As a general comment, your code has improved significantly in the last few months. It is to your benefit for multiple reasons.... the 'easy' things to review have gone (code style, variable names, etc.) and the core logic is much more readable. Reviewing your work is harder now because the easy things are all done right.


  • final item:

    T item

    should be final.

  • Even though it is an internal class, you should still have getters/setters for left, right, and item. This makes it more readable in the code instead of having chained field names.... for example:

    if (!node1.item.equals(node2.item)) {

    should be:

    if (!node1.getItem().equals(node2.getItem())) {

    Speaking of which ... do you intend to support null items?

    Another issue with not having the getters, is the confusion with code like:

    current.left = new TreeNode<T>(null, items.get(left), null);

    On that line, current.left is a TreeNode, but the left in items.get(left) is an integer. it would be better as:

    current.setLeft(new TreeNode<T>(null, items.get(left), null));


  • should be spelled correctly ;-)


  • you should consider using the new-to-Java7 Objects.equals(a,b) methods instead of your own. To do that, you should implement the equals() and hashCode() methods on TreeNode


It is O(n), but where n is the size of the smaller tree, not the larger tree.


This is a complicated question. But, basically, no, it is not.

If you assume that the core tree is static for the lifetime of the IsomorphicChecker instance, and that the test teee is static for the lifetime of the checkIsomorphic, then, the code can be considered reentrant.

But, even though you say "Note that it is the clients reponsibility to not modify input list in objects lifetime.", that comment does not make the code thread-safe.
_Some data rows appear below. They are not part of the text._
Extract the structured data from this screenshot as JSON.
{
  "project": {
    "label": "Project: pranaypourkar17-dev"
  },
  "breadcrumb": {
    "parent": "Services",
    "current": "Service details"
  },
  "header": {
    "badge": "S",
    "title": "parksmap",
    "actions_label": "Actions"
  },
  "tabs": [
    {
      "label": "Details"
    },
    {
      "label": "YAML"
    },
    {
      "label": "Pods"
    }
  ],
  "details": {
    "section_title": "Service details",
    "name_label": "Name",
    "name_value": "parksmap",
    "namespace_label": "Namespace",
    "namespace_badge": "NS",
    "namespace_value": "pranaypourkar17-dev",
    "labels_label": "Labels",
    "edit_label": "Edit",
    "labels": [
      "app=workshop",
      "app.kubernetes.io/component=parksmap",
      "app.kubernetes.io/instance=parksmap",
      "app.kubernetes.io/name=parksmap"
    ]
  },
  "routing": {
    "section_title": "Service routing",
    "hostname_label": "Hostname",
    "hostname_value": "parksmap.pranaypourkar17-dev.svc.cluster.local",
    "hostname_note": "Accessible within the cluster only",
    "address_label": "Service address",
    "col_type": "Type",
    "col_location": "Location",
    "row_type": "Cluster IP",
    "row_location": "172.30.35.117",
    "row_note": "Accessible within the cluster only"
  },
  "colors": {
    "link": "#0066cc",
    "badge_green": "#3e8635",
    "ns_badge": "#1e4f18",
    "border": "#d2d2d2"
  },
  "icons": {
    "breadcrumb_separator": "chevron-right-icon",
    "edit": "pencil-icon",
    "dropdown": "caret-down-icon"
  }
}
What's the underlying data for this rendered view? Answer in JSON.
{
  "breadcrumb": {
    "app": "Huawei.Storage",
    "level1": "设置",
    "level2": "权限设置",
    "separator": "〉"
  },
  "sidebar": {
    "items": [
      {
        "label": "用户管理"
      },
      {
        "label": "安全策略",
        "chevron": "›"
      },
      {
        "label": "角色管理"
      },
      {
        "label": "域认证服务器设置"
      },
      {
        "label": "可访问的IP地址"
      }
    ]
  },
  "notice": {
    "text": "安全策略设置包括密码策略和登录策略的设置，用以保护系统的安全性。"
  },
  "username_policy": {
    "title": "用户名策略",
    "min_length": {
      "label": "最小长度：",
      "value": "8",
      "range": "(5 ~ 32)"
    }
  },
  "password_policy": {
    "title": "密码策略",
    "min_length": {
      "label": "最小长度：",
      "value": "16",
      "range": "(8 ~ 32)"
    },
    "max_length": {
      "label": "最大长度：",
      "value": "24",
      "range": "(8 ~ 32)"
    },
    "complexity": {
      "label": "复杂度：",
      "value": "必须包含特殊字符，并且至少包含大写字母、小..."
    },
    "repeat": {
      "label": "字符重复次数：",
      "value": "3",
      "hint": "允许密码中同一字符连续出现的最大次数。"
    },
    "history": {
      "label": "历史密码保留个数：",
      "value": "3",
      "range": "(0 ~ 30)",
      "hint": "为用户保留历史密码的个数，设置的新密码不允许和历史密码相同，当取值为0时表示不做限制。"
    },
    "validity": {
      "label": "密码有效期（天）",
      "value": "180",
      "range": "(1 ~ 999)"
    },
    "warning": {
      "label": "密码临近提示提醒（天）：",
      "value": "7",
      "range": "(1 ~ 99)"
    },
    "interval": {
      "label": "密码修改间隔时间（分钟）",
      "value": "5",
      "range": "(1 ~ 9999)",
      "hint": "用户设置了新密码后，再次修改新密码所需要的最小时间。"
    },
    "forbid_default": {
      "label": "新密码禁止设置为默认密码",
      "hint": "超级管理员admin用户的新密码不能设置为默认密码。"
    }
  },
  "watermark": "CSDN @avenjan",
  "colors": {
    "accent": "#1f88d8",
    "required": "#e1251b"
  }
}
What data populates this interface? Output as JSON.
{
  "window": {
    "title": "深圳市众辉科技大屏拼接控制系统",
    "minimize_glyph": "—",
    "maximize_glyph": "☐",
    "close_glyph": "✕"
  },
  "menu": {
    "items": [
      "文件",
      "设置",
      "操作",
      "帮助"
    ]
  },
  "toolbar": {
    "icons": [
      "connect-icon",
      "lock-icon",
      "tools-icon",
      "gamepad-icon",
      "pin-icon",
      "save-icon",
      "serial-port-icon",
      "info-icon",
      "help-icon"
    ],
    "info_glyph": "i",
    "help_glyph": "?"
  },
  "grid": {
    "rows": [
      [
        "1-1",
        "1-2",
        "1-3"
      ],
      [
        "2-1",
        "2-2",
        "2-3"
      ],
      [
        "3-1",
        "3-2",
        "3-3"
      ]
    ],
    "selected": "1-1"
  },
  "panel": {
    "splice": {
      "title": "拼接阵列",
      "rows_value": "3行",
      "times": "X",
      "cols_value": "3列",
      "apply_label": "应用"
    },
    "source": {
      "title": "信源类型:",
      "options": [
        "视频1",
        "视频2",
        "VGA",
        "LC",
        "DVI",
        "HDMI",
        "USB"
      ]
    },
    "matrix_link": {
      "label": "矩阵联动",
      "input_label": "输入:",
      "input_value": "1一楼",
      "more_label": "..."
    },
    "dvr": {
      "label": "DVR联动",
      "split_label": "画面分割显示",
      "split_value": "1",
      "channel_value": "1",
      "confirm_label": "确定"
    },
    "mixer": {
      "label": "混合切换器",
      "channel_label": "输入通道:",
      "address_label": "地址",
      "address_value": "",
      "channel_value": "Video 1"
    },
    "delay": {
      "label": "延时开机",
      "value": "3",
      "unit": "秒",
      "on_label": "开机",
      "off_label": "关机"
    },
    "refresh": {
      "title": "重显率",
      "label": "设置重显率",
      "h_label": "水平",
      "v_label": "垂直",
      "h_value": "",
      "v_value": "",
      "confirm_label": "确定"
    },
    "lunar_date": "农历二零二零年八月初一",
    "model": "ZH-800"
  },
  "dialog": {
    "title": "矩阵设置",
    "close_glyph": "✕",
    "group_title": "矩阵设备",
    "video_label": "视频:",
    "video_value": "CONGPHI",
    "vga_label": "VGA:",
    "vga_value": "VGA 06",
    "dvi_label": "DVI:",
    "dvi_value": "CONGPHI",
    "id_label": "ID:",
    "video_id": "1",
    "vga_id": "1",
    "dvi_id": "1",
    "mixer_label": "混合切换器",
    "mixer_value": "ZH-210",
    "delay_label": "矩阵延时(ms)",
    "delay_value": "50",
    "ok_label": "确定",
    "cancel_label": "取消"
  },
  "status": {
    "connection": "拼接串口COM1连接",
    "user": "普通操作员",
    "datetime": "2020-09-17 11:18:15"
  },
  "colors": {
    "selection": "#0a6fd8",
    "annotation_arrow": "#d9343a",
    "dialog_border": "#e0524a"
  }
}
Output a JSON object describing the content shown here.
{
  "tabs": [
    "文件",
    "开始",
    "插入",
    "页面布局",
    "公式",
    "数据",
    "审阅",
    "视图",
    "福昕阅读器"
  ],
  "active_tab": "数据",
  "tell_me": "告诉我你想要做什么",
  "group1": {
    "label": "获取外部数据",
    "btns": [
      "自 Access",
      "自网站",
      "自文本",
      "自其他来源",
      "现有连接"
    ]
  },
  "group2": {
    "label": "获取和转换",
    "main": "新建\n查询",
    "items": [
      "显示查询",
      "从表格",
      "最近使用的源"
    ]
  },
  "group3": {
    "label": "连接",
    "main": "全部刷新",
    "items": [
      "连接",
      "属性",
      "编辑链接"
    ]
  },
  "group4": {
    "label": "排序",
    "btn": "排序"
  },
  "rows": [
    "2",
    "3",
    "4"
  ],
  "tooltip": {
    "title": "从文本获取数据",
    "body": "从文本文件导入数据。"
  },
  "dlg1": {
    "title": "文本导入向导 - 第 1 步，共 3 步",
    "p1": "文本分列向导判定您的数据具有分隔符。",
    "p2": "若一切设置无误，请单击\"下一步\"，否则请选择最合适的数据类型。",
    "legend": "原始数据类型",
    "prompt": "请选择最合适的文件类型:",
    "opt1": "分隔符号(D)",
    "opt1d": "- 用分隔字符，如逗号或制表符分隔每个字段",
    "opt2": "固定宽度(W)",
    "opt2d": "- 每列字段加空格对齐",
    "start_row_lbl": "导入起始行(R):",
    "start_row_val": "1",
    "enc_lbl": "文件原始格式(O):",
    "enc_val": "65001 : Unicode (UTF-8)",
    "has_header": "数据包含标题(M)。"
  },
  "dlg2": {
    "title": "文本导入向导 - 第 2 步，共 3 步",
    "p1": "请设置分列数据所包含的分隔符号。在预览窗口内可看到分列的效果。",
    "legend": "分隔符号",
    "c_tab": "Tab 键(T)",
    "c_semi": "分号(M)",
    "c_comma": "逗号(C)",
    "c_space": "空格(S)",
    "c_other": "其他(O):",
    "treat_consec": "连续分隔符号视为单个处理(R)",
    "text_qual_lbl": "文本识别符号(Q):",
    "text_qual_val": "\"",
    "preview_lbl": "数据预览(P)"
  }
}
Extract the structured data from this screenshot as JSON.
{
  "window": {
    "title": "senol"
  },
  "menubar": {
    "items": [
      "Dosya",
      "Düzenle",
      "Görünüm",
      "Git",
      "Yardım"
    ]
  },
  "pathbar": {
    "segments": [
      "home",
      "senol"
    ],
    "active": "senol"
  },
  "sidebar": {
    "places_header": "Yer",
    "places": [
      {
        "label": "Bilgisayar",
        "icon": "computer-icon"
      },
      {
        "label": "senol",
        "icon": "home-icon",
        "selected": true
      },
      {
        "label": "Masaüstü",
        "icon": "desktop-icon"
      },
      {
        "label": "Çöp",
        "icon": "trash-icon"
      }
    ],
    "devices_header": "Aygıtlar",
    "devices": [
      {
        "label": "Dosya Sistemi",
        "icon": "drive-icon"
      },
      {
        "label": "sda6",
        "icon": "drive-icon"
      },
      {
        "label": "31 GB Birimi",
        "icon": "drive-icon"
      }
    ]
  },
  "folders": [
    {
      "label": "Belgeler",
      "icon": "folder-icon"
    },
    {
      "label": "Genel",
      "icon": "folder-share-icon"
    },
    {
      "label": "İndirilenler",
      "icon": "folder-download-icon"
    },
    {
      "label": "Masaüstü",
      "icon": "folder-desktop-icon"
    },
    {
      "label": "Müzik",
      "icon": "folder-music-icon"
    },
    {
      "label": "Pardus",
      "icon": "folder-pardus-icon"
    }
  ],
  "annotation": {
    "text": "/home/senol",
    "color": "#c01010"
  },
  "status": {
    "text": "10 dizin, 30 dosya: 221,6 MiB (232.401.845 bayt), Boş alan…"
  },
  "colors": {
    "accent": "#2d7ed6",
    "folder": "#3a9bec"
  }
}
  • \$\begingroup\$ Firstly I thank you and community to help me grow, but I had some comments - 1. final item : the reason for not making this final is because in general a collections say entry in linkedlist can be subject to changed value. Although this code does not change it, I still dont want to "force" to not change it. 2. About getters/setters: I just followed Linkedlist.java of Sun, and code was of internal Node. They did not add getter/setters as it was private and internal and it would be in my opinion an overkill. 3. I agree with complexity. its the smaller tree. 4. Interesting insight on concurrency \$\endgroup\$ Commented Apr 3, 2014 at 1:15

A minor bug: You get an IndexOutOfBoundsException for an empty list in IsomorphicChecker.create(List<? extends T> items). You don't have a comment stating you need to input a list containing at least something. Consider returning IllegalArgumentException and adding a comment.